No dia 6 de novembro de 2025, após 40 anos da conclusão do curso de Biblioteconomia da Universidade Federal de Minas Gerais (UFMG), as formandas de 1983 – 1985 se reuniram para celebrar as quatro décadas da turma. O encontro, realizado na Vianney, uma tradicional casa de pães em Belo Horizonte, reuniu profissionais que marcaram a trajetória na área e reviveram a história construída desde a formação.

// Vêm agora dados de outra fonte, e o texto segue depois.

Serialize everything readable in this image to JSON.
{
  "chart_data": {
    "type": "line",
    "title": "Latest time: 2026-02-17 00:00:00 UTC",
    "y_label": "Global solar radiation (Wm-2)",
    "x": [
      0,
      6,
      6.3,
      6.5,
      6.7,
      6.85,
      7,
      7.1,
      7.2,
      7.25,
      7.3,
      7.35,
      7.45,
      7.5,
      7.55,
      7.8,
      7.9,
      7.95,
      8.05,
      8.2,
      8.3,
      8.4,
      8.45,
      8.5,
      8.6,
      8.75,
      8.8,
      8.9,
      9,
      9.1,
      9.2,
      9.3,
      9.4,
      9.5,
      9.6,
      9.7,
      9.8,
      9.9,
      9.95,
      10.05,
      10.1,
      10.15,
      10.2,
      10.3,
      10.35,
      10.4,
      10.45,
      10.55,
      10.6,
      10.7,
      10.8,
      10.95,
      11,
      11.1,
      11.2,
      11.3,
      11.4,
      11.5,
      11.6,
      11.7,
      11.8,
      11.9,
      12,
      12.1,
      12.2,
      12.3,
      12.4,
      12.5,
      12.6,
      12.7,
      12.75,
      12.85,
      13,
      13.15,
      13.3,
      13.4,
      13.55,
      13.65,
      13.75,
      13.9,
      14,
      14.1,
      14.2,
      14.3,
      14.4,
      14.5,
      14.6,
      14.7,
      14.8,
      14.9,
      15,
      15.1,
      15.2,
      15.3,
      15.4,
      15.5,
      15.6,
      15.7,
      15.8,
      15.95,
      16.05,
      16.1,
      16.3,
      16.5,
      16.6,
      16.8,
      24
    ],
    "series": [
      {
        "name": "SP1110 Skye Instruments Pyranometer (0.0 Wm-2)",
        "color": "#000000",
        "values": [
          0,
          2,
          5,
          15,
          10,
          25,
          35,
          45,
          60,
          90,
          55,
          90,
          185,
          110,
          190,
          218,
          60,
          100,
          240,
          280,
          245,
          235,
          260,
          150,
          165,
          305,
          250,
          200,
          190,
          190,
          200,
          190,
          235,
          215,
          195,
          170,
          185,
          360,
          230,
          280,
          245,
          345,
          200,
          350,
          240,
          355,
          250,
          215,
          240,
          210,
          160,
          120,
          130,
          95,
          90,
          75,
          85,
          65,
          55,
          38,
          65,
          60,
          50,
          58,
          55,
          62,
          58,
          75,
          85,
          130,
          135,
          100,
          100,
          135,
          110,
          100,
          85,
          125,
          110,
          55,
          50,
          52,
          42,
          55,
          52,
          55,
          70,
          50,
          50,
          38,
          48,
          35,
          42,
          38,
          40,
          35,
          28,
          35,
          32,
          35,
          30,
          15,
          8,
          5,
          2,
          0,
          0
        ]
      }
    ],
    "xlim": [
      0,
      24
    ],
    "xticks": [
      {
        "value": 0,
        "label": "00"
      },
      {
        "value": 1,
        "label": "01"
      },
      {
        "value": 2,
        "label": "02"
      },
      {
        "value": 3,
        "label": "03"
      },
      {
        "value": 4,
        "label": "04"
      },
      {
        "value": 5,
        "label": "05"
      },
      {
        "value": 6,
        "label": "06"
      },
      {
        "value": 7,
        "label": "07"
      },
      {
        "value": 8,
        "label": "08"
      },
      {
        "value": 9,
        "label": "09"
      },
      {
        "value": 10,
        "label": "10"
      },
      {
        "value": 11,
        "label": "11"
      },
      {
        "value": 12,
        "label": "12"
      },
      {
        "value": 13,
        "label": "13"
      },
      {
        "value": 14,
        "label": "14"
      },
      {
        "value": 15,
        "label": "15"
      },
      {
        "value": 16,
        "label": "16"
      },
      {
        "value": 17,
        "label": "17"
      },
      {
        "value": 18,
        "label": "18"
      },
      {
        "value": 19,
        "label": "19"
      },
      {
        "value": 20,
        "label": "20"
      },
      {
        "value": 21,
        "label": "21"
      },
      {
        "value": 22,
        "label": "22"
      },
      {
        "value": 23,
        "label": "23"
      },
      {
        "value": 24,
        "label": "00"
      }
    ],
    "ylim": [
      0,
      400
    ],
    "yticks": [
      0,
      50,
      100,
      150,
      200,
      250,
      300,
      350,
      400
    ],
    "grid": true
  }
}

Estiveram presentes as Bibliotecárias Adriana Bizzotto Túlio (CRB-6/1228), Adriana Cioglia Pereira Diniz, Ana Lúcia Anchieta, Drusilia Mattos Braga, Flávia Filomena Rodrigues da Matta, Juliana Moreira Pinto, Lúcia Regina Costa Reis de Barros, Márcia Meireles de Melo, Margarida Maria Magdalena do Nascimento, Maria do Socorro Aureliano Pereira, Maria Lúcia de Melo (CRB-6/1245), Maria Luíza Galindo, Mariza Cristina Torres (CRB-6/1111), Nívia de Almeida Lima e Soraia das Graças Martins.
A Bibliotecária Mariza fala dos desafios que enfrentou quando recém-formada. “Para quem se formava em Biblioteconomia no começo dos anos 80, o grande desafio era encarar um mercado ainda pouco estruturado. Muitas bibliotecas tinham poucos recursos, funcionavam com equipes pequenas e dependiam quase totalmente de processos manuais. Era comum a recém-formada precisar ‘fazer de tudo um pouco’ — organizar o acervo, atender o público, cuidar da rotina administrativa — enquanto aprendia a lidar com os primeiros sinais de informatização, que começavam a aparecer e ainda geravam muita incerteza”, afirma.
Durante o reencontro, as Bibliotecárias revisitaram mudanças que atravessaram o campo da informação nas últimas quatro décadas: a transição dos catálogos em fichas para os sistemas online, a ampliação dos acervos digitais, a consolidação da era da informação e, mais recentemente, a experiência do trabalho remoto impulsionado pela pandemia do coronavírus. Todas essas transformações moldaram a prática profissional e ampliaram o alcance do trabalho das Bibliotecárias na sociedade.
Nos anos 80, a tecnologia, apesar de ainda ser vista como um futuro distante, já alimentava a esperança de revolucionar o trabalho nas bibliotecas. A expectativa era de que ela traria maior agilidade, substituindo os tradicionais fichários de papel, otimizando a organização dos acervos e simplificando consideravelmente a busca por informações.
Para Mariza, “mesmo com todas as transformações tecnológicas que chegaram ao longo das décadas — dos fichários de papel aos sistemas digitais, da internet à inteligência artificial — a essência da Biblioteconomia continuou a mesma. O que nunca mudou foi o compromisso com as pessoas: garantir que a informação circule, chegue a quem precisa e faça diferença na vida real. Permaneceu também a ideia de que o Bibliotecário não é apenas um organizador de acervos, mas alguém que media acessos, abre caminhos e cria possibilidades. A tecnologia virou ferramenta, mas não substituiu o olhar humano, o senso de responsabilidade, a ética e o cuidado em entender contextos, necessidades e histórias,” conclui.